LAZIO BARI LOTITO – I problemi finanziari e la mancata iscrizione al prossimo campionato di Serie B costringeranno il Bari a ripartire, dalla prossima stagione, dai dilettanti. Dopo il fallimento, il club pugliese è alla ricerca di una nuova società che possa far ritornare in alto il Bari nel minor tempo possibile. Secondo il Corriere dello Sport, anche il presidente biancoceleste Claudio Lotito starebbe fortemente pensando a rilevare le quote del club pugliese, proponendo un progetto che preveda, in poco tempo, la risalita in Serie B. Il patron laziale ha tempo fino al 31 luglio per presentare il suo progetto al sindaco della città e provare a ripetere quanto fatto con la Salernitana. Se tutto questo sarà vero, Lotito potrebbe cedere tutte le azioni del club di Salerno a Mezzaroma.

Aggiornamento ore 16:30 – A intervenire sulla questione, tramite il quotidiano barese La Città, è direttamente Claudio Lotito: “Vedremo, non dico nulla. La Salernitana? La squadra la sto allestendo ed è competitiva”.

Aggiornamento 20:40 – Dopo tutta la giornata in cui si sono rincorse voci arrivano le dichiarazioni, a tuttobari.com del presidente Lotito che confermato la volontà da parte del patron laziale ad acquisire anche la proprietà del Bari.

LA SITUAZIONE – “Al di là della volontà del sottoscritto, mi auguro che il sindaco scelga al meglio nell’interesse della città. Fare calcio non comporta solo avere disponibilità, serve conoscere meccanismi e strutturare il club in poco tempo. Provengo dal mondo dell’impresa, fare calcio non è facile. Bisogna costruire un’amalgama sana. Bari merita una soluzione definitiva, stabile e solida. Ritengo ci siano le condizioni per ripartire bene. Non voglio fare alcun tentativo, farei questa operazione solo se sono ben accetto da tutti. Sarei felice di mettere le mie risorse a disposizione per questa squadra. Qualora dovessi avere riscontro dell’accettazione della possibilità di poter intervenire, lo farò subito con organizzazione e mezzi importanti”.

LA COMUNICAZIONE AL SINDACO – “E’ un fatto formale più che sostanziale.
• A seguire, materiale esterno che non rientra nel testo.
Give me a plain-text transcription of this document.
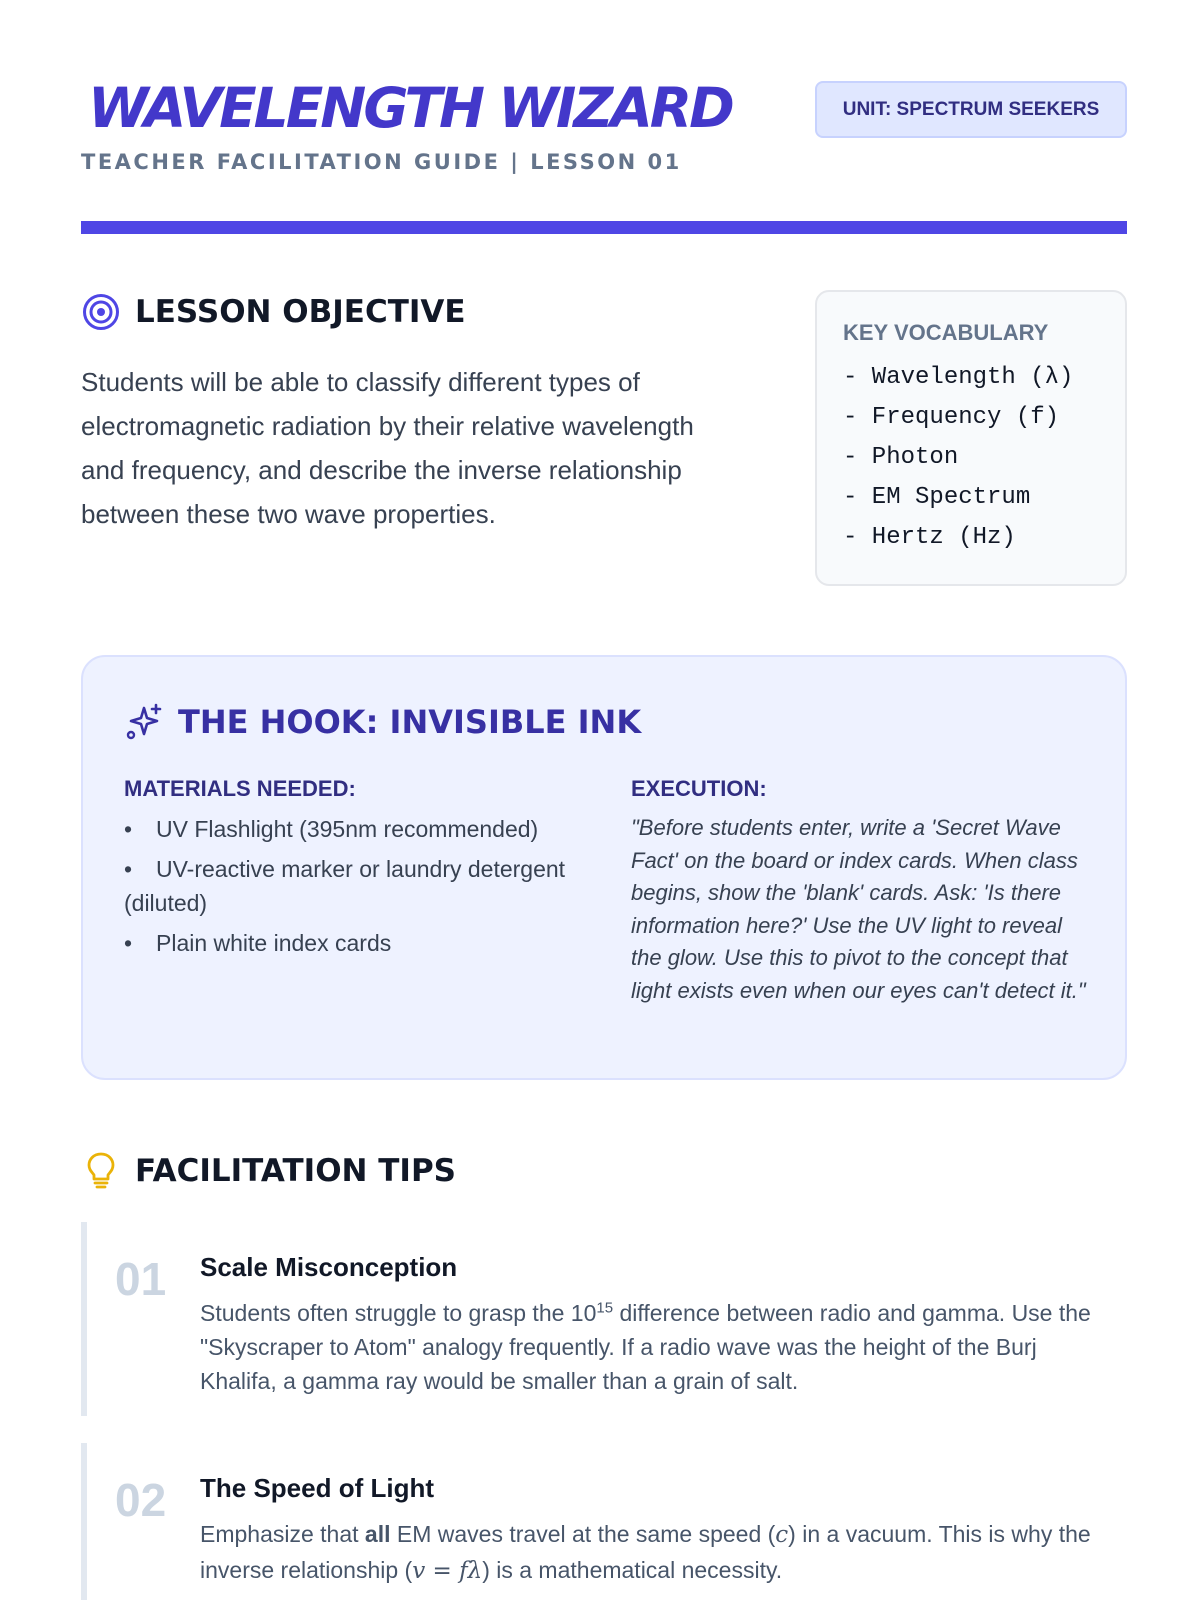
WAVELENGTH WIZARD	UNIT: SPECTRUM SEEKERS
TEACHER FACILITATION GUIDE | LESSON 01
LESSON OBJECTIVE

Students will be able to classify different types of electromagnetic radiation by their relative wavelength and frequency, and describe the inverse relationship between these two wave properties.

KEY VOCABULARY
- Wavelength (λ)
- Frequency (f)
- Photon
- EM Spectrum
- Hertz (Hz)
THE HOOK: INVISIBLE INK
MATERIALS NEEDED:
• UV Flashlight (395nm recommended)
• UV-reactive marker or laundry detergent (diluted)
• Plain white index cards
EXECUTION:

"Before students enter, write a 'Secret Wave Fact' on the board or index cards. When class begins, show the 'blank' cards. Ask: 'Is there information here?' Use the UV light to reveal the glow. Use this to pivot to the concept that light exists even when our eyes can't detect it."

FACILITATION TIPS
01 Scale Misconception

Students often struggle to grasp the $10^{15}$ difference between radio and gamma. Use the "Skyscraper to Atom" analogy frequently. If a radio wave was the height of the Burj Khalifa, a gamma ray would be smaller than a grain of salt.

02 The Speed of Light

Emphasize that all EM waves travel at the same speed (c) in a vacuum. This is why the inverse relationship (v = fλ) is a mathematical necessity.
Abbiamo comunicato verbalmente la nostra intenzione di intervenire. Questa può essere esercitata direttamente o indirettamente. La norma dà al sindaco la possibilità di decidere come meglio crede. Se il sindaco ci darà l’ok, domani procederemo con la costituzione della società. Noi abbiamo già pronta la documentazione necessaria per dimostrare il nostro piano di sviluppo, anche sul piano delle risorse”.

COME È NATA L’IDEA – “Ho ricevuto l’invito da parte di alcune persone che mi hanno chiesto di  risolvere questa situazione. Lo farei per il bene della collettività, mi piacciono le sfide ma ho sempre detto che se non mi desiderano, è inutile intraprendere questa avventura. Se c’è il clima giusto, si può ripartire. A Bari c’è passione e trasporto per questa squadra. Dovremo cercare di riportarla nelle categorie che più gli competono. Mio nonno, ovvero il padre di mio padre, è di Corato: ho un legame particolare con questo territorio”.

LA SERIE A NON SARÀ IMPOSSIBILE – “La norma è molto chiara e dice che chi parte dalla serie D, può raggiungere gli obiettivi per meriti sportivi. Una volta raggiunti, entro tre mesi devi fare una scelta. Se porto il Bari in A, è chiaro che poi dovrò fare una scelta tra i club da me posseduti. Non c’è alcun vincolo ai fini dei risultati raggiunti: il vincolo esiste solo per la proprietà.  Intanto bisogna andare per gradi: il ripescaggio in C è praticamente impossibile. La Bari è in serie D e bisogna riportarla nel calcio professionistico. La prima cosa sarà l’iscrizione e poi ci dovrà essere una crescita negli anni al fine di strutturare la società. In ogni categoria serve una determinata struttura”.